Enzo Bianchi "La memoria che serve a tutti"
di ENZO BIANCHI
per gentile concessione dell’autore.
Da vent’anni in Italia (prima della risoluzione dell’Onu del 2005) il 27 gennaio si celebra la
giornata della memoria della Shoah: una memoria non come le altre, perché ci chiama a sentirci
responsabili – sì responsabili –, noi europei, noi italiani, noi cristiani. Ma se questa assunzione di
responsabilità non avviene, allora la giornata della memoria è condannata a ridursi a ripetitiva
retorica, è confinata nell’ambito della “narrazione”, anche se oggetto di parola pubblica o privata.
Lo dobbiamo ammettere: per molti la Shoah è un evento che reca disonore all’umanità come tanti
altri, è una pagina come molte ve ne sono nei manuali di storia, un giorno in cui risuonano forte i
“Mai più!”, senza che però muti in profondità un atteggiamento. Continuiamo cioè a nutrirci
quotidianamente di indifferenza, sopportando genocidi, guerre, campi di concentramento, tentativi
di migrazioni attraverso perigliosi mari e gelidi inverni che causano la morte.
Vent’anni di celebrazione della giornata della memoria non sono stati in grado non dico di
eliminare, ma almeno di arginare diverse forme di antisemitismo, che mostra la sua efficace
presenza anche nella contagiosa violenza verbale praticata nei social media. C’è un antisemitismo
volgare e “popolare” tuttora molto presente in Italia, che si manifesta anche solo nell’espressione:
“Ma quello è un ebreo!”, per stigmatizzare chi, godendo di qualche riconoscimento, sembra
esserselo meritato solo in virtù dell’appartenenza a una nebulosa lobby ebraica di potere.
L’antisemitismo ha radici profonde in noi italiani, che non abbiamo mai sviluppato una coscienza
storica e civile di quanto abbiamo commesso durante l’epoca fascista. Lo stesso vale purtroppo – mi
preme dirlo – per il truce massacro che abbiamo commesso in Etiopia, sconosciuto ai più e del
quale nessuno assume la vergognosa colpa.

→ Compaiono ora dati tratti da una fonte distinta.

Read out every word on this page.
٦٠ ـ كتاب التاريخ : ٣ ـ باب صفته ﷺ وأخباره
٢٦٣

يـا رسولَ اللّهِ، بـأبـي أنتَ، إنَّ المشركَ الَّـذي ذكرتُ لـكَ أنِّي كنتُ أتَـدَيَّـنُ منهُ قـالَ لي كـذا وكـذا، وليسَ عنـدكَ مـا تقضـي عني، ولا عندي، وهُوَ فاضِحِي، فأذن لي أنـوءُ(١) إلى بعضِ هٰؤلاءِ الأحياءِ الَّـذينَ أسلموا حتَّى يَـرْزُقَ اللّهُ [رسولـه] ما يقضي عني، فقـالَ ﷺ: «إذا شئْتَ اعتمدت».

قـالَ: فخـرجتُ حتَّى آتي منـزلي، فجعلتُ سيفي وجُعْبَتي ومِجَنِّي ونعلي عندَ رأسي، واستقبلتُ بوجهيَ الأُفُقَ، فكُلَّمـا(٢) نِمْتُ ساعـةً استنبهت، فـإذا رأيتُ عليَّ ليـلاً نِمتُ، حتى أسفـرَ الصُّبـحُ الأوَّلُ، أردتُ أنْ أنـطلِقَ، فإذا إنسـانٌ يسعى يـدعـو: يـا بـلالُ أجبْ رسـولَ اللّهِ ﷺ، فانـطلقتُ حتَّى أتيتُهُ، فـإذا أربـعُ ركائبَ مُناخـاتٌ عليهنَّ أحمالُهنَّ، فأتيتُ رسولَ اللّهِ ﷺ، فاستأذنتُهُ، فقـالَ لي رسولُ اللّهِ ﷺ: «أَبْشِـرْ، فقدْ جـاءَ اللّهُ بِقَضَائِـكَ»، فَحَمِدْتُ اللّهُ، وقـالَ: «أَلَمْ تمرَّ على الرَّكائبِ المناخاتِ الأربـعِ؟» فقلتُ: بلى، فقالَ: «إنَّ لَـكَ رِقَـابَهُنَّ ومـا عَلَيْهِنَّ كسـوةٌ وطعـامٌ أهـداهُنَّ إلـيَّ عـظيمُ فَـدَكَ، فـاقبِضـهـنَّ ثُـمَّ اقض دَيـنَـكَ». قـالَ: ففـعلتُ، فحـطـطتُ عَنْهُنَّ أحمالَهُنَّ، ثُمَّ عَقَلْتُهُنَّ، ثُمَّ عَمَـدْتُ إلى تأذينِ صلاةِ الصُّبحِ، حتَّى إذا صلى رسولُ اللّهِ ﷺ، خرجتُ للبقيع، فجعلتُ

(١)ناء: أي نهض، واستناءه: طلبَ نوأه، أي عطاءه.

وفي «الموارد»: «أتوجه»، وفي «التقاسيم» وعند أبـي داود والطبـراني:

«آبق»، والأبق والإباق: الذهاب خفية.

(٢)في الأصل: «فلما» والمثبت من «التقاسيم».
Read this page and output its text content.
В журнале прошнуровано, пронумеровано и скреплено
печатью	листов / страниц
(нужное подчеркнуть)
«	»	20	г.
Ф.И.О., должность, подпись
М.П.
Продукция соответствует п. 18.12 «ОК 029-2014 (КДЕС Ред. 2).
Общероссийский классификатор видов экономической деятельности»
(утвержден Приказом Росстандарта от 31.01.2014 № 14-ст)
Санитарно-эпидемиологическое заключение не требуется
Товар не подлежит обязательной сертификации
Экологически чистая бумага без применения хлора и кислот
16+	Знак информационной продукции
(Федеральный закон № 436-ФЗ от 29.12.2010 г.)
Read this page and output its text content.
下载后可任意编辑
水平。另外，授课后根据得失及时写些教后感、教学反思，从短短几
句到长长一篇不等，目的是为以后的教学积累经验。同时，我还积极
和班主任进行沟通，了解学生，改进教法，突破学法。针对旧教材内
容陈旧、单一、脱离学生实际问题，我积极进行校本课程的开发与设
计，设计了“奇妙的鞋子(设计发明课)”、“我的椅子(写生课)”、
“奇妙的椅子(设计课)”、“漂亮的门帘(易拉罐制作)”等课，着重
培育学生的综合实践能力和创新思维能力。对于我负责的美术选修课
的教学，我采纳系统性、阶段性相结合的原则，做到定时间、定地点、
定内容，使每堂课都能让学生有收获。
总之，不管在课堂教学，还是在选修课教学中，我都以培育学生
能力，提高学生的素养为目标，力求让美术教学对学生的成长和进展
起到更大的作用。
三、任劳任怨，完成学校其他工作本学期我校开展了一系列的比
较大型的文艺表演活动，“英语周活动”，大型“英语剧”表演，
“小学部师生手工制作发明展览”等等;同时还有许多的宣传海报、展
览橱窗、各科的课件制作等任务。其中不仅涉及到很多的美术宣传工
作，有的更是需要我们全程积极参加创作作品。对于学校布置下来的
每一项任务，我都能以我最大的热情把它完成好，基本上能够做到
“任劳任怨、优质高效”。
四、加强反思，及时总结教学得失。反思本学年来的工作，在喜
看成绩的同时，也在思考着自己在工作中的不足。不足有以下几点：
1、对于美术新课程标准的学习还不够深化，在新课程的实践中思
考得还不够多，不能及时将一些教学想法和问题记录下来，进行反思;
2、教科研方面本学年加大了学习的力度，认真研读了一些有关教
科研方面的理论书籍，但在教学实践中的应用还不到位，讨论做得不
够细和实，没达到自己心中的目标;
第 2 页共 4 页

Come cristiani, inoltre, va ricordato che le persone della mia generazione erano abituate a usare
l’offensivo epiteto “sporco giudeo” e a credere alla condanna che pesava sull’ebreo deicida, quella
di essere ramingo senza poter meritare l’appartenenza alla società. Ciò aveva la sua epifania nella
invocazione liturgica del venerdì santo “pro perfidis Judaeis”, eliminata solo da papa Giovanni.
Cosa, personalmente, mi convertì? Non posso dimenticare che nel 1960 la scuola ci portò in
pellegrinaggio al campo di concentramento di Dachau, con lo slogan: “Devi vedere per ricordare!”.
Tornai da quella settimana non più come prima e quell’esperienza mi segnò al punto tale che per
tutta la mia vita mi sono impegnato a resistere all’antisemitismo.
Il fatto che la Shoah abbia avuto luogo nei paesi della cristianità deve tener viva la questione della
relazione tra persecuzione degli ebrei e gli atteggiamenti dei cristiani: mancò infatti la resistenza
spirituale concreta di quelli che nella fede sono i fratelli gemelli degli attuali ebrei. La giornata della
memoria, dunque, è indispensabile alla storia e la storia essendo memoria futuri è indispensabile al
futuro dell’umanità. La Shoah ha una singolarità non esclusiva ma inclusiva, che deve essere
celebrata pubblicamente come antidoto all’oblio e alla non-giustizia, continuando a confidare in una
sola cosa: in ogni uomo, in ogni donna c’è e resta, nonostante tutto, la capacità di dire no al male e
sì alla vita, quindi un’apertura possibile a riconoscersi fratelli.